If the degree of the numerator is greater than or equal to the degree of the denominator, perform polynomial long division to obtain $$P(x)+\frac{A_1}{x+3}+\frac{A_2}{(x+3)^2}+\frac{Bx+C}{x^2+3},$$ where $P(x)$ is a polynomial.

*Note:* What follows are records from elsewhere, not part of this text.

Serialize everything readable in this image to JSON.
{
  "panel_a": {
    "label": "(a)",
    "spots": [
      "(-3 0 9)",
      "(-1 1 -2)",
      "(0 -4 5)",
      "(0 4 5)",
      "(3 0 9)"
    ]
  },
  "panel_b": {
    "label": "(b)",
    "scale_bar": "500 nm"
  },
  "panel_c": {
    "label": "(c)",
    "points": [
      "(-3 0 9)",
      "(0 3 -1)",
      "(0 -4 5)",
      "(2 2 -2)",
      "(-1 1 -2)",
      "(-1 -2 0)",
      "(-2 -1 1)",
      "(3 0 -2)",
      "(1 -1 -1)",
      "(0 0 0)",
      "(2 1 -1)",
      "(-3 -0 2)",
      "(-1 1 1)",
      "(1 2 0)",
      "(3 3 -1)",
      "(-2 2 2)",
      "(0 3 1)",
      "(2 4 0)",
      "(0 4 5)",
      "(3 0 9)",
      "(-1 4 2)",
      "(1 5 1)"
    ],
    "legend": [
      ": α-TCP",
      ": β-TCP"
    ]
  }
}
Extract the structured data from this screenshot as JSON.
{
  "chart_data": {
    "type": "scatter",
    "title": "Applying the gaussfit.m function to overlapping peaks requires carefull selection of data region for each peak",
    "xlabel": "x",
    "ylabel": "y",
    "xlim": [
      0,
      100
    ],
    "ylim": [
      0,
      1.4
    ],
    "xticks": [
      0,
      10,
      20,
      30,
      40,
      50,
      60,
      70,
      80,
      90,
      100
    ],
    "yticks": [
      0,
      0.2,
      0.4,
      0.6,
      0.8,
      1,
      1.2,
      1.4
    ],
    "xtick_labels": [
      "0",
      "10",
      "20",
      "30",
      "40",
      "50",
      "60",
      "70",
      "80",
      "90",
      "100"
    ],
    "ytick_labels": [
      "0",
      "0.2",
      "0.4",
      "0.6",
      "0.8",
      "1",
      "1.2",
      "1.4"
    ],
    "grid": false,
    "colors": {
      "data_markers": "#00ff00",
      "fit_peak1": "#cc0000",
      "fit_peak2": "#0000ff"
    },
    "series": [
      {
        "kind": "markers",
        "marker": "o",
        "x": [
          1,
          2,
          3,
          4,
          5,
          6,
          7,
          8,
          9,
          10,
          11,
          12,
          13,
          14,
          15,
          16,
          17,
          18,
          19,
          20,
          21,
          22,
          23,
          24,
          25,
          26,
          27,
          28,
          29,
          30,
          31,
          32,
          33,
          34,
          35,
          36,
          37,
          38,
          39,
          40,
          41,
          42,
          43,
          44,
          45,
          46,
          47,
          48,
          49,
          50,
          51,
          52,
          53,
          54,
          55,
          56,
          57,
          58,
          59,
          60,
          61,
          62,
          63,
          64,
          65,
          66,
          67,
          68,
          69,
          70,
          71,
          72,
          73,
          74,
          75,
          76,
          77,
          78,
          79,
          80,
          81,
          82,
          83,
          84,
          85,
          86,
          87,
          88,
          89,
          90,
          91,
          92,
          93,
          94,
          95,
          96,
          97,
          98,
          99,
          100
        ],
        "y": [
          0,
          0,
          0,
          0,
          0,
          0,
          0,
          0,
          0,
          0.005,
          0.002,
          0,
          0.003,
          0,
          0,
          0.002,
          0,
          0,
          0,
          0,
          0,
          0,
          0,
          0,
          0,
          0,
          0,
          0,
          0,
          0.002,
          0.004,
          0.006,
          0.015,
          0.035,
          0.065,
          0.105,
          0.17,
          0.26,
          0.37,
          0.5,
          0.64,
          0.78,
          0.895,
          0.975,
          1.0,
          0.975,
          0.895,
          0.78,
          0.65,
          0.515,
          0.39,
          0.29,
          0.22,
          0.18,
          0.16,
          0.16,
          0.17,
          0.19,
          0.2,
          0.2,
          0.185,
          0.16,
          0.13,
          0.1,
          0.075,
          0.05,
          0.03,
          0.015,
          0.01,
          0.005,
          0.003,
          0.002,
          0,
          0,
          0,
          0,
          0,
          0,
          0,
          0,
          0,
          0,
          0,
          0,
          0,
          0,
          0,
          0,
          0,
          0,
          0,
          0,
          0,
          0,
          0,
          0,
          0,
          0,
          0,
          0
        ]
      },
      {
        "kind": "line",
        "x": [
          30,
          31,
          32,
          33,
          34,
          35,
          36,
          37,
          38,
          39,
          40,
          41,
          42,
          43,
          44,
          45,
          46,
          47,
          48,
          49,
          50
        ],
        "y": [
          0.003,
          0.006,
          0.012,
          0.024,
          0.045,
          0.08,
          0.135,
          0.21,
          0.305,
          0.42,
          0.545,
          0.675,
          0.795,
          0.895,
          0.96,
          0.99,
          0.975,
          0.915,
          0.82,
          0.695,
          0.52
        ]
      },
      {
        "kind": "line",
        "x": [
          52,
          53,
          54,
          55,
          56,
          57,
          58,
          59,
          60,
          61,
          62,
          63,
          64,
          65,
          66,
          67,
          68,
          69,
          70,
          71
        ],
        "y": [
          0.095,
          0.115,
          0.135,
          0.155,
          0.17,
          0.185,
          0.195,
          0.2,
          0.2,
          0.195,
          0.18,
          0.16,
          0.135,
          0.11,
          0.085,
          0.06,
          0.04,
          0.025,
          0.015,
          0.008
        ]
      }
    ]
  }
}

This expansion results in $$A_1(x^2+3)(x+3)+A_2(x^2+3)+(Bx+C)(x+3)^2=x^2+15$$ $$\implies(A_1+B)x^3+(3A_1+A_2+6B+C)x^2+(3A_1+9B+6C)x+(9A_1+3A_2+9C)=x^2+15$$
Forcing through $x=-3\implies A_2=2$, we create a system: $$\begin{array}{lcr} A_1 & B & C & |& P \\\hline 1 & 1 & 0 &|& 0 \\ 3 & 6 & 1 & |&-1 \\ 3 & 9 & 6 &|& 0 \\ 9 & 0 & 9 & |&9 \end{array}$$ which Gaussian elimination handles. Notice that my left-hand polynomial has an $x^3$ and $x$ term, but the right-hand does not, so I just consider them as $0$ and solve normally.